The responsibility for overseeing information governance within Blue Wire LLC resides with a designated Chief Data Officer (CDO) or Chief Information Officer (CIO), depending on organizational structure. This position bears key accountability for establishing, implementing, and maintaining data governance policies, ensuring compliance with legal and regulatory frameworks, and coordinating with IT security teams. The CDO or CIO is supported by a cross-functional team comprising data stewards, security specialists, legal compliance officers, and IT professionals who collaborate to enforce data policies, manage security protocols, and foster a culture of security awareness (Khatri & Brown, 2010).

This governance role involves not only setting standards but also monitoring adherence, conducting audits, and managing incident response related to data breaches or security incidents. The support structure includes ongoing training programs, cybersecurity frameworks, and internal audits to reinforce compliance and best practices. Effective support ensures that the accountable position can respond promptly to emerging threats, implement technological updates, and adapt policies to evolving cybersecurity landscapes, fostering an organizational culture rooted in data integrity, privacy, and security.

References

• Khatri, V., & Brown, C. V. (2010). Designing Data Governance. Communications of the ACM, 53(1), 148-152.

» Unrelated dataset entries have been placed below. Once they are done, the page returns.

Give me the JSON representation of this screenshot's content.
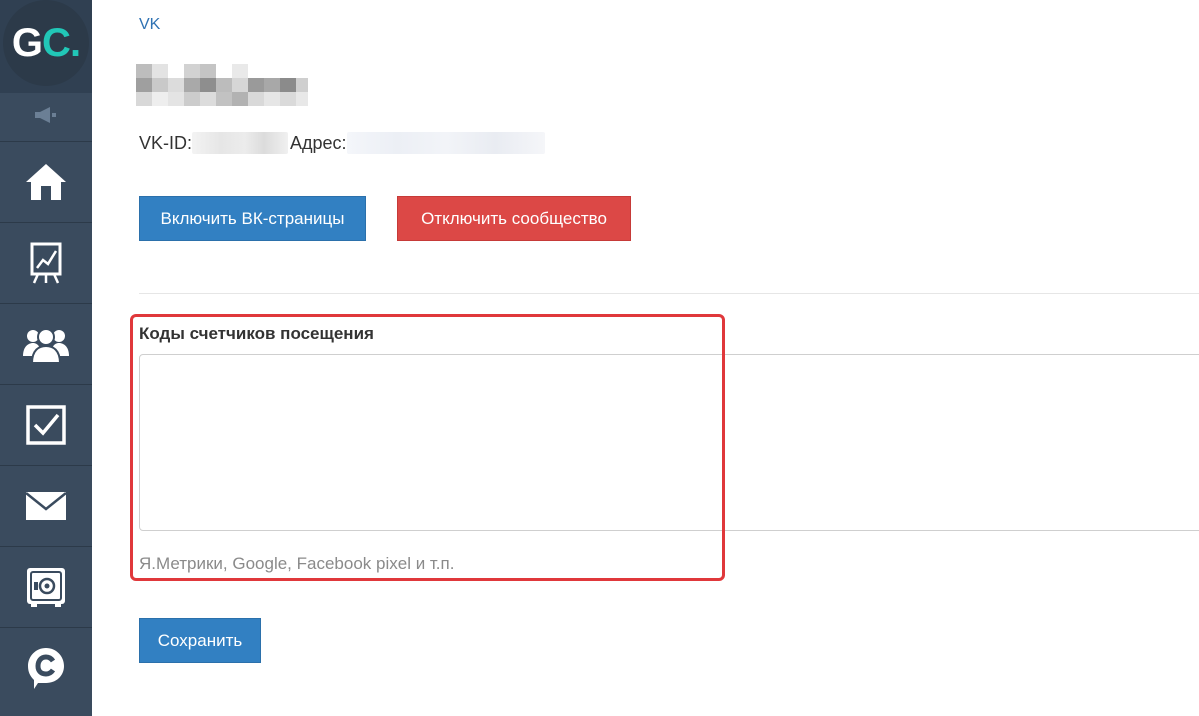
{
  "sidebar": {
    "logo": {
      "g": "G",
      "c": "C",
      "dot": "."
    },
    "items": [
      {
        "icon": "megaphone-icon"
      },
      {
        "icon": "home-icon"
      },
      {
        "icon": "chart-board-icon"
      },
      {
        "icon": "users-icon"
      },
      {
        "icon": "checkbox-icon"
      },
      {
        "icon": "envelope-icon"
      },
      {
        "icon": "safe-icon"
      },
      {
        "icon": "chat-c-icon"
      }
    ]
  },
  "main": {
    "vk_link": "VK",
    "vk_id_label": "VK-ID:",
    "address_label": "Адрес:",
    "buttons": {
      "enable": "Включить ВК-страницы",
      "disable": "Отключить сообщество",
      "save": "Сохранить"
    },
    "counters": {
      "label": "Коды счетчиков посещения",
      "value": "",
      "hint": "Я.Метрики, Google, Facebook pixel и т.п."
    }
  },
  "colors": {
    "sidebar_bg": "#3a4b5e",
    "primary_button": "#3280c2",
    "danger_button": "#dc4846",
    "highlight": "#e0383b",
    "link": "#2f72b3",
    "logo_accent": "#21c7b7"
  }
}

• Weill, P., & Ross, J. W. (2004). IT Governance: How Top Performers Manage IT Decision Rights for Superior Results. Harvard Business Review Press.

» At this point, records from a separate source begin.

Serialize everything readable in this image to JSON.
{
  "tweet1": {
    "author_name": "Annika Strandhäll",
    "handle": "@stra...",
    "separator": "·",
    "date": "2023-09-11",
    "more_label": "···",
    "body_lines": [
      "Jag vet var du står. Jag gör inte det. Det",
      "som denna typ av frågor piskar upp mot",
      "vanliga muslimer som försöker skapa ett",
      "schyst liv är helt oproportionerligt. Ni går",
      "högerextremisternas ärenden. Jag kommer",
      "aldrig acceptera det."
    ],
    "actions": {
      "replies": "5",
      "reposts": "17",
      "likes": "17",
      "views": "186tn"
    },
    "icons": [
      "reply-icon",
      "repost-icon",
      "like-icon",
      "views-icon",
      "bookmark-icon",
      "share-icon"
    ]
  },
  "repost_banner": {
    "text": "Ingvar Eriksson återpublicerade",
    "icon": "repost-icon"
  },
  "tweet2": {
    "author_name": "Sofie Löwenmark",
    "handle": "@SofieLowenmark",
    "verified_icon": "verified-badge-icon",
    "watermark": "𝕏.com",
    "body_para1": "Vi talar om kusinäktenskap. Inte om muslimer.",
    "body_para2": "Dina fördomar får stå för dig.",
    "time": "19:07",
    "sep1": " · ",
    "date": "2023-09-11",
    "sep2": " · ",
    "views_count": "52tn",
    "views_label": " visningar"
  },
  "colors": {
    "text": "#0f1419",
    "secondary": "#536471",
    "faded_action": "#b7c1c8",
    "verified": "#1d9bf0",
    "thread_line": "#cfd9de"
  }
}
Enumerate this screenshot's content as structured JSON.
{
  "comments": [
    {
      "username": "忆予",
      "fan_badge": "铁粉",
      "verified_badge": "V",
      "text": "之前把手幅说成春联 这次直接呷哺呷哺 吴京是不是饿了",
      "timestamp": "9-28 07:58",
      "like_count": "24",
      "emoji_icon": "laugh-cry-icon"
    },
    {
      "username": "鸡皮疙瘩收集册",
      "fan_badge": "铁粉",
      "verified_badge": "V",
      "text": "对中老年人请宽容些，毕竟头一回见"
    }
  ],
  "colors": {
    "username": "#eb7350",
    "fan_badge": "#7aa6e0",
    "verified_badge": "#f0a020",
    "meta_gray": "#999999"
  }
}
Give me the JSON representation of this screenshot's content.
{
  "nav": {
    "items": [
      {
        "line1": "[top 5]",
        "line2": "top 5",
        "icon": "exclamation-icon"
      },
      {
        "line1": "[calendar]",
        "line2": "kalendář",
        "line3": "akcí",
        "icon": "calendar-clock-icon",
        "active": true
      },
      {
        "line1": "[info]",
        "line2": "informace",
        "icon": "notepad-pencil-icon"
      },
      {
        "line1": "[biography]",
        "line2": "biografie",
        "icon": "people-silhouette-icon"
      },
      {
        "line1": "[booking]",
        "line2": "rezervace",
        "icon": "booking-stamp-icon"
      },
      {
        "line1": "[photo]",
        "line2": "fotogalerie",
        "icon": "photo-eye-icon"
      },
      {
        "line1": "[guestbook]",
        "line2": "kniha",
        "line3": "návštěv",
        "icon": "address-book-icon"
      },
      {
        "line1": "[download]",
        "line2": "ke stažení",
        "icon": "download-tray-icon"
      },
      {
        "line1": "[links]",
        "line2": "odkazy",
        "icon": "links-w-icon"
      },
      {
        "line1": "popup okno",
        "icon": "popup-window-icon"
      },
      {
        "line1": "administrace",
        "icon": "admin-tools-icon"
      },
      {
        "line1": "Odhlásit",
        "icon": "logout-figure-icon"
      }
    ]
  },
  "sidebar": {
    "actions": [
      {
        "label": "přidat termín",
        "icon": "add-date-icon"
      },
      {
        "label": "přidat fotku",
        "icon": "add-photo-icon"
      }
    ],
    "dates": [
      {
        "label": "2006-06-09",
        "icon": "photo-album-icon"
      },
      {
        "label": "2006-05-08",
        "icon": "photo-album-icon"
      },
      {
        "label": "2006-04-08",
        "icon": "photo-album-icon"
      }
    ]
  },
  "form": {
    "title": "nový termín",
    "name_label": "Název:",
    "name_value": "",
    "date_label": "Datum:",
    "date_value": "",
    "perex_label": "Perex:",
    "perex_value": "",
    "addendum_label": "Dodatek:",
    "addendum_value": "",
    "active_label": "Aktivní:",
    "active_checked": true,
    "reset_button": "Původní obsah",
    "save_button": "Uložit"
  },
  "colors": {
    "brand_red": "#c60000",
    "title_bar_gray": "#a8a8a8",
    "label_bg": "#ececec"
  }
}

• De la Torre, L. (2018). A guide to the California consumer privacy act of 2018. SSRN.
• Sicari, S., Rizzardi, A., Grieco, L., & Coen-Porisini, A. (2015). Security, privacy, and trust in the Internet of Things: The road ahead. Computer Networks, 76, 146-164.
• Les Mac, L. (2016). Mission, vision, and values statements: the physician leader's role. Physician Leadership Journal, 3(5), 18.
• Manaseer, S., & Al Hwaitat, A. K. (2018). Centralized Web Application Firewall Security System. Modern Applied Science, 12(10), 164. doi:10.5539/mas.v12n10p164
• Cybriant. (2019). Why is EDR Important? Managed Endpoint Detection & Response. Medium.